NationalUltralight

Demo Flights - Alberta Style
by Bryan Quickmire

One of my favourite things is to introduce people to the Challenger's unique capabilities by taking them on a demo flight. You would think after all the flights over all the years these would become routine for me, but they never do. It's a magic carpet ride and magic never gets old!

At the 2012 Western Challenger Rendezvous my Garmin 496 GPS captured flight paths and later I downloaded four tracks to GPS Visualizer, an online mapping tool. From it I created a web page showing the flights from Wetaskiwin Airport (at bottom centre of image below).

GPS Visualizer allows you to colour the flight paths by a variety of metrics. I chose altitude and specified bands of 250 feet starting at 2500 feet above sea level (ASL), the surface elevation in the area, and going up to 4500 feet ASL, which is 2000 feet above ground level (AGL).

Click the GPS Visualizer screenshot below to enlarge the static image. Or, even better, click a choice of size at the end of this sentence for a live Google Maps page which you can zoom in or out and pan in any direction:  small, large, huge. Try it!

The track on the left of centre is from Friday evening when I went on a look-see to evaluate conditions. Why so? The area was enveloped in thick smoke from forest fires in BC! Visibility heading west into the low sun was "interesting". Here the route of flight is clockwise and you can see from the legend that the altitude was mostly around 4000 ASL which is 1500 AGL.

The tracks to the right of centre are three demo flights done on Saturday morning before the start of the presentations. These go counterclockwise and are vastly different from Friday.

Each time after takeoff we climbed to 1000 feet AGL until well clear of the town then we descended for a close-up look at the flora and fauna. Deer and white pelicans are common sights. As well we made discoveries of an abandoned homestead in a copse of trees and a derelict cabin hiding in a wooded clearing, both far from the current roads.

From the Challenger low and slow you can see first hand how erosion works: trickles become streams which become rivers - ruts are worn deeper and wider until some very impressive winding gorges are formed. One has a train track wending its way along the precipice! Another shelters a small ski hill with several T-bar tows - not exactly Whistler but great for the local kids.

This area also has broad glacial meltwater channels from the last ice age 12,000 years ago. In these you can fly a hundred feet BELOW the level of the surrounding terrain! 100 feet BGL!

You can view the same area from a typical General Aviation airplane's altitude of several thousand feet above ground, but you don't feel the same level of engagement. Think of a fine work of art, a painting, viewed from up close, where you can see the brush strokes. Compare that connection with the painting to viewing it from across a parking lot, or across town...

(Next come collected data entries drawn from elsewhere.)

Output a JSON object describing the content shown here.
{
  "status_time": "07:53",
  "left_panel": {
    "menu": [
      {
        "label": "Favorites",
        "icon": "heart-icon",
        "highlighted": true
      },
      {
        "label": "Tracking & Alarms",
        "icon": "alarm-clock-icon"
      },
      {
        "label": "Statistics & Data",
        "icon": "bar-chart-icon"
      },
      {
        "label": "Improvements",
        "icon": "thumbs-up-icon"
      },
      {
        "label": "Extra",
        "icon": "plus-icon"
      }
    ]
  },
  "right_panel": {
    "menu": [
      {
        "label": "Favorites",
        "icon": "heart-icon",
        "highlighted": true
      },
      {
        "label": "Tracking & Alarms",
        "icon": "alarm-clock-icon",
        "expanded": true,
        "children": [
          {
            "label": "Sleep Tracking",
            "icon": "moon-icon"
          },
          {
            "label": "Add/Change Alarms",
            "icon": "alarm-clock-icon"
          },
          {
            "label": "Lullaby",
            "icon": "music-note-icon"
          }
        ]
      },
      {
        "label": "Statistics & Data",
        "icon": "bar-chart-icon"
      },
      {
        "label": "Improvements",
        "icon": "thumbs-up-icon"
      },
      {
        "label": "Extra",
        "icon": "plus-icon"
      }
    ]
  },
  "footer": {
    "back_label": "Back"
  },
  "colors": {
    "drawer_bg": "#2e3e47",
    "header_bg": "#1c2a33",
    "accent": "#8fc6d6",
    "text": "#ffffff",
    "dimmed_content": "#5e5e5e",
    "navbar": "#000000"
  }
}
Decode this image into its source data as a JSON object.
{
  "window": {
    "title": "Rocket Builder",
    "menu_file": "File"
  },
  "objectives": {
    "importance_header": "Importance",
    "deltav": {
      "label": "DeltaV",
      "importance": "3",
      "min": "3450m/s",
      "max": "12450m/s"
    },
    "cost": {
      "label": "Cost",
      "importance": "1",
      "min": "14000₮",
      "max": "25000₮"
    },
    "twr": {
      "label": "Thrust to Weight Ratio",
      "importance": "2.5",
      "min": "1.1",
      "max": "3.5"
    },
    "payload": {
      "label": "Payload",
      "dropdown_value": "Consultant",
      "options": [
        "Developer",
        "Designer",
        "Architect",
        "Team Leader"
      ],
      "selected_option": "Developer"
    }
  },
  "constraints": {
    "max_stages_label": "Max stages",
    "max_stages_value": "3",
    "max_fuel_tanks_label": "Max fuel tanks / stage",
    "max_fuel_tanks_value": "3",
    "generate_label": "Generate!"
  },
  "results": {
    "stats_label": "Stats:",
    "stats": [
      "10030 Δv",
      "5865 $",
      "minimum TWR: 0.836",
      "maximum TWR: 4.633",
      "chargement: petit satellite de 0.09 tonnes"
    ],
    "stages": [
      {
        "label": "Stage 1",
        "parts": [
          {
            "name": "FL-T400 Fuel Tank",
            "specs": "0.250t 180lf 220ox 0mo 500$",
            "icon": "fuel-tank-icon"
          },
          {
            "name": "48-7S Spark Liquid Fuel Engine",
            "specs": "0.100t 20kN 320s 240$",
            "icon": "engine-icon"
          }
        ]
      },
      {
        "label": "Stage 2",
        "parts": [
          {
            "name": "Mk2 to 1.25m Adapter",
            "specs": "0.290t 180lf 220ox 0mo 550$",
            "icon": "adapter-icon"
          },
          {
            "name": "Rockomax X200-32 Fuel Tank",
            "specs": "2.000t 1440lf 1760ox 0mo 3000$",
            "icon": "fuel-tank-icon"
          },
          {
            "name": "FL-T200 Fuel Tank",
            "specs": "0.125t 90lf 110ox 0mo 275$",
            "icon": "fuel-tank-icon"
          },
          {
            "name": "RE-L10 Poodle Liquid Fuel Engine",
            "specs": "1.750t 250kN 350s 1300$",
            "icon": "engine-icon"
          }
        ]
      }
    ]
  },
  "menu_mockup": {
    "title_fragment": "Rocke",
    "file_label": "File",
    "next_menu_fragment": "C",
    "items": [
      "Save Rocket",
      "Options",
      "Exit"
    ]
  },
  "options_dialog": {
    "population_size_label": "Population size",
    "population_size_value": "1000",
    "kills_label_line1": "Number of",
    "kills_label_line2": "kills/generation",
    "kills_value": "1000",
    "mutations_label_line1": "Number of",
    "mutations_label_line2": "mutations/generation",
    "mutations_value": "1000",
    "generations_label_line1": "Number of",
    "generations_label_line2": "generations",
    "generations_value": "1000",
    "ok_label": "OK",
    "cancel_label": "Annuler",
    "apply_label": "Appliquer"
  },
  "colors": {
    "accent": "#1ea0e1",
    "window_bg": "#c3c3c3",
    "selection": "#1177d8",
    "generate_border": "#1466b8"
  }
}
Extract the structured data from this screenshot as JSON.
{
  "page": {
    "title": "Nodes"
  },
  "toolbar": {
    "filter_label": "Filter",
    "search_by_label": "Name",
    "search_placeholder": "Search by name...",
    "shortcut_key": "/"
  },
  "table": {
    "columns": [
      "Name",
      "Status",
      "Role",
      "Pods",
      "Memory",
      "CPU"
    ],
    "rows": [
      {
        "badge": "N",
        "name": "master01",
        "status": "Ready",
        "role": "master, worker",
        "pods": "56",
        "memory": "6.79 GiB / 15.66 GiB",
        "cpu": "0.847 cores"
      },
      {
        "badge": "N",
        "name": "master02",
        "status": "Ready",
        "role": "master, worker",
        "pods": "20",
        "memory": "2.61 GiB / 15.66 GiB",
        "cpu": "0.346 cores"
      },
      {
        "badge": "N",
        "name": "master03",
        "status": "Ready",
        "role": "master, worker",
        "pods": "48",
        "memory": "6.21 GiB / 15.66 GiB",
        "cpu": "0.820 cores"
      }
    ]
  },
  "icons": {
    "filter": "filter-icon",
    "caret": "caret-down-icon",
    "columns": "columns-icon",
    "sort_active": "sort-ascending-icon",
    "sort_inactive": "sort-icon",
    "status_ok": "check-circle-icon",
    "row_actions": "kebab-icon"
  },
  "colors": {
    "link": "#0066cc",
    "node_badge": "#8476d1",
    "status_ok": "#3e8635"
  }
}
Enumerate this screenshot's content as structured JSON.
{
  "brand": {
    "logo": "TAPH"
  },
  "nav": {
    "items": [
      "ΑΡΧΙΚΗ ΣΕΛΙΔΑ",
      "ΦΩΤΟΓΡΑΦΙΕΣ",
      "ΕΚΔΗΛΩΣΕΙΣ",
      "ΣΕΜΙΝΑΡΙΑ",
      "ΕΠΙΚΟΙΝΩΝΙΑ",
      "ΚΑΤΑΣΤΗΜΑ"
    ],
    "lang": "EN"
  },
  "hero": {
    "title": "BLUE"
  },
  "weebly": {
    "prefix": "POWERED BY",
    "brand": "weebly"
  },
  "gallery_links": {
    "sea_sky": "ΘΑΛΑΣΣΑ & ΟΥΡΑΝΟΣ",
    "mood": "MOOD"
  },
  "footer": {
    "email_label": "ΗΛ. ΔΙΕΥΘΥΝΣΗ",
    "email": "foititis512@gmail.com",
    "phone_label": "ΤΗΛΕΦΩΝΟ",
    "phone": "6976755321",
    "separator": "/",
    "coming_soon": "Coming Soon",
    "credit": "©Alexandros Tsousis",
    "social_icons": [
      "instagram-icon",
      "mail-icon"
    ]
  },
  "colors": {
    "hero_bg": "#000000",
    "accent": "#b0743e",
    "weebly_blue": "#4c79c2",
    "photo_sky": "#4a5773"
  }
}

Completing the circle and nearing town we climb up to 1000 feet AGL and enter the traffic pattern for the airport. Over the course of half an hour at a leisurely pace we have meandered 50 km with nary a straight line in the flight path. We have strayed less than 10 miles from the airport and used less than 10 liters of regular car gas. Yet passenger and pilot are delighted!

Of course Challengers, being famous for their versatility, can also fly high and fast, in a straight line, if that's what the misson calls for! Click the image below to see the routes of Arnie and Dave who flew in to Wetaskiwin from Grand Prairie and Calgary respectively! !

Whether you fly low and slow or high and fast, near or far, on wheels, skis or floats, in the Challenger we measure our flight's success in mph - memories per hour!